The Inside Word

Coronation for a King one week, tightening the fiscal noose for a nation the next
From the pomp and pageantry of the coronation of King Charles in London, to the hard grind of preparing for the federal Budget in Canberra – these events couldn’t be further apart, as Prime Minister Anthony Albanese will experience as he traverses the old and new worlds.
Next Tuesday, the second ALP Budget will be delivered, setting the fiscal and ideological runway for the Government through to polling day. And it’s tough.
Reserve Bank Governor Philip Lowe certainly didn’t help with his latest interest rate hike of 25 basis points, taking the cash rate to 3.85 per cent, kicking-off the pre-Budget blues. All barrels of the Central Bank are aimed at slaying the inflation dragon, but the flow-on effects to the Australian economy are profound.
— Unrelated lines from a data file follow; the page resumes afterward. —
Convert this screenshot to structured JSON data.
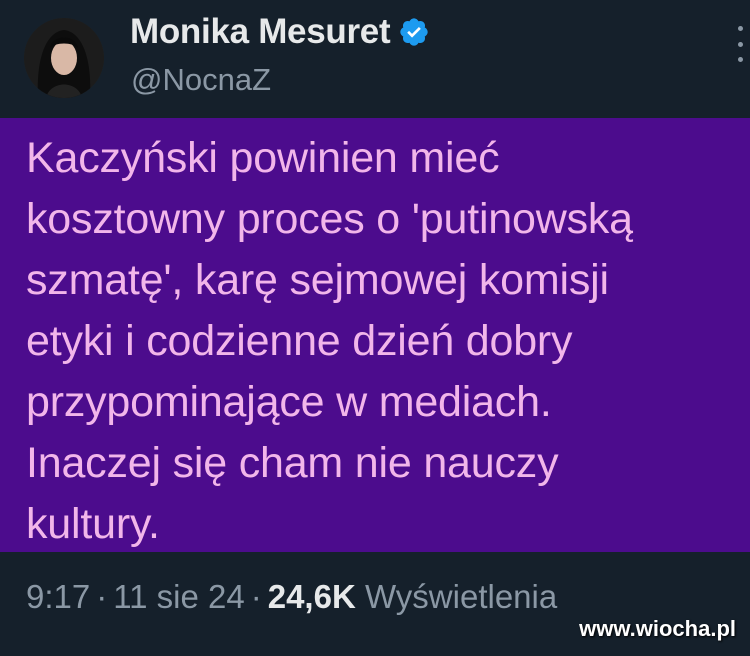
{
  "author": {
    "name": "Monika Mesuret",
    "handle": "@NocnaZ",
    "verified": true
  },
  "tweet": {
    "lines": [
      "Kaczyński powinien mieć",
      "kosztowny proces o 'putinowską",
      "szmatę', karę sejmowej komisji",
      "etyki i codzienne dzień dobry",
      "przypominające w mediach.",
      "Inaczej się cham nie nauczy",
      "kultury."
    ],
    "background_color": "#4c0c8d",
    "text_color": "#f2b6ea"
  },
  "meta": {
    "time": "9:17",
    "date": "11 sie 24",
    "views_count": "24,6K",
    "views_label": "Wyświetlenia",
    "separator": "·"
  },
  "watermark": "www.wiocha.pl",
  "icons": {
    "verified": "verified-badge-icon",
    "more": "more-options-icon"
  }
}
With cost-of-living pressures already being felt right throughout the community, the pain of further monetary tightening is hitting hard the mortgage belt, and with those Australians dependent on fixed incomes or income support.
This is the challenge the Treasurer faces as he walks a fine line between stimulating economic growth and simultaneously demonstrating fiscal restraint to reign in the budget deficit – all accentuated by the mountain of COVID debt inherited from the Morrison Government.
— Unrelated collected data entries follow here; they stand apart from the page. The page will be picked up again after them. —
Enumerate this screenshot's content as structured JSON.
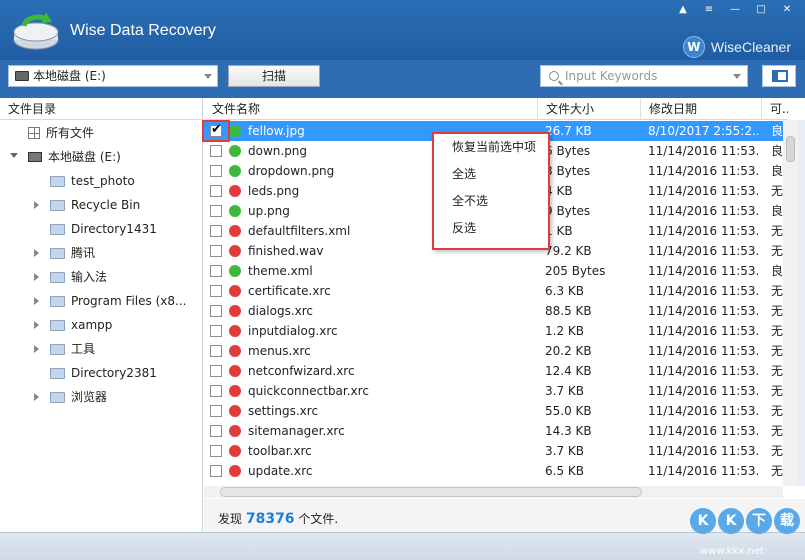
{
  "app": {
    "title": "Wise Data Recovery",
    "brand": "WiseCleaner",
    "brand_icon": "W"
  },
  "toolbar": {
    "drive_value": "本地磁盘 (E:)",
    "scan_label": "扫描",
    "search_placeholder": "Input Keywords"
  },
  "sidebar": {
    "header": "文件目录",
    "items": [
      {
        "label": "所有文件",
        "icon": "grid-icon"
      },
      {
        "label": "本地磁盘 (E:)",
        "icon": "drive-icon"
      },
      {
        "label": "test_photo",
        "icon": "folder-icon"
      },
      {
        "label": "Recycle Bin",
        "icon": "folder-icon"
      },
      {
        "label": "Directory1431",
        "icon": "folder-icon"
      },
      {
        "label": "腾讯",
        "icon": "folder-icon"
      },
      {
        "label": "输入法",
        "icon": "folder-icon"
      },
      {
        "label": "Program Files (x8...",
        "icon": "folder-icon"
      },
      {
        "label": "xampp",
        "icon": "folder-icon"
      },
      {
        "label": "工具",
        "icon": "folder-icon"
      },
      {
        "label": "Directory2381",
        "icon": "folder-icon"
      },
      {
        "label": "浏览器",
        "icon": "folder-icon"
      }
    ]
  },
  "table": {
    "headers": [
      "文件名称",
      "文件大小",
      "修改日期",
      "可..."
    ],
    "rows": [
      {
        "name": "fellow.jpg",
        "size": "26.7 KB",
        "date": "8/10/2017 2:55:2...",
        "status": "良",
        "dot": "#3cb83c",
        "checked": true
      },
      {
        "name": "down.png",
        "size": "6 Bytes",
        "date": "11/14/2016 11:53...",
        "status": "良",
        "dot": "#3cb83c",
        "checked": false
      },
      {
        "name": "dropdown.png",
        "size": "8 Bytes",
        "date": "11/14/2016 11:53...",
        "status": "良",
        "dot": "#3cb83c",
        "checked": false
      },
      {
        "name": "leds.png",
        "size": "4 KB",
        "date": "11/14/2016 11:53...",
        "status": "无",
        "dot": "#e23b3b",
        "checked": false
      },
      {
        "name": "up.png",
        "size": "9 Bytes",
        "date": "11/14/2016 11:53...",
        "status": "良",
        "dot": "#3cb83c",
        "checked": false
      },
      {
        "name": "defaultfilters.xml",
        "size": "1 KB",
        "date": "11/14/2016 11:53...",
        "status": "无",
        "dot": "#e23b3b",
        "checked": false
      },
      {
        "name": "finished.wav",
        "size": "79.2 KB",
        "date": "11/14/2016 11:53...",
        "status": "无",
        "dot": "#e23b3b",
        "checked": false
      },
      {
        "name": "theme.xml",
        "size": "205 Bytes",
        "date": "11/14/2016 11:53...",
        "status": "良",
        "dot": "#3cb83c",
        "checked": false
      },
      {
        "name": "certificate.xrc",
        "size": "6.3 KB",
        "date": "11/14/2016 11:53...",
        "status": "无",
        "dot": "#e23b3b",
        "checked": false
      },
      {
        "name": "dialogs.xrc",
        "size": "88.5 KB",
        "date": "11/14/2016 11:53...",
        "status": "无",
        "dot": "#e23b3b",
        "checked": false
      },
      {
        "name": "inputdialog.xrc",
        "size": "1.2 KB",
        "date": "11/14/2016 11:53...",
        "status": "无",
        "dot": "#e23b3b",
        "checked": false
      },
      {
        "name": "menus.xrc",
        "size": "20.2 KB",
        "date": "11/14/2016 11:53...",
        "status": "无",
        "dot": "#e23b3b",
        "checked": false
      },
      {
        "name": "netconfwizard.xrc",
        "size": "12.4 KB",
        "date": "11/14/2016 11:53...",
        "status": "无",
        "dot": "#e23b3b",
        "checked": false
      },
      {
        "name": "quickconnectbar.xrc",
        "size": "3.7 KB",
        "date": "11/14/2016 11:53...",
        "status": "无",
        "dot": "#e23b3b",
        "checked": false
      },
      {
        "name": "settings.xrc",
        "size": "55.0 KB",
        "date": "11/14/2016 11:53...",
        "status": "无",
        "dot": "#e23b3b",
        "checked": false
      },
      {
        "name": "sitemanager.xrc",
        "size": "14.3 KB",
        "date": "11/14/2016 11:53...",
        "status": "无",
        "dot": "#e23b3b",
        "checked": false
      },
      {
        "name": "toolbar.xrc",
        "size": "3.7 KB",
        "date": "11/14/2016 11:53...",
        "status": "无",
        "dot": "#e23b3b",
        "checked": false
      },
      {
        "name": "update.xrc",
        "size": "6.5 KB",
        "date": "11/14/2016 11:53...",
        "status": "无",
        "dot": "#e23b3b",
        "checked": false
      }
    ]
  },
  "context_menu": {
    "items": [
      "恢复当前选中项",
      "全选",
      "全不选",
      "反选"
    ]
  },
  "status": {
    "prefix": "发现",
    "count": "78376",
    "suffix": "个文件."
  },
  "watermark": {
    "chars": [
      "K",
      "K",
      "下",
      "载"
    ],
    "url": "www.kkx.net"
  }
}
Pressure is on the Albanese Government to address increasing demand for housing among younger Australians who are finding the market unsustainable as interest rates and property prices head north, not to mention the critical shortage of rental accommodation. The Government’s decision to increase the immigration intake by a further 600,000 over the next two years will only place further demand on housing availability and affordability.
The other critical economic issue, particularly among millennial and Gen Z voters, is increasing payments to the 921,000 people on Job Seeker and Youth Allowance. The population cohort below 35 is fertile ground for the Greens. If the ALP Government wants to keep hold of this demographic, then the Budget must address these concerns.
Expect further increased spending on big-ticket items like Medicare, health and aged care, which are all suffering from chronic labour shortages and low wages. Throw in the runaway money train of the NDIS, defence and temporary measures to ease the rising cost-of-living (like energy subsidies), and we’ll see the 23-24 Budget hit record spending levels.
This landscape is all on top of rising Commonwealth debt and ever-increasing interest payments. No wonder Reserve Bank Governor Philip Lowe is trying to put the brakes on inflation.
With these kinds of challenges, come next Tuesday the Prime Minister may well wish he were back in London at the King’s Coronation rather than facing the Budget music on Capital Hill.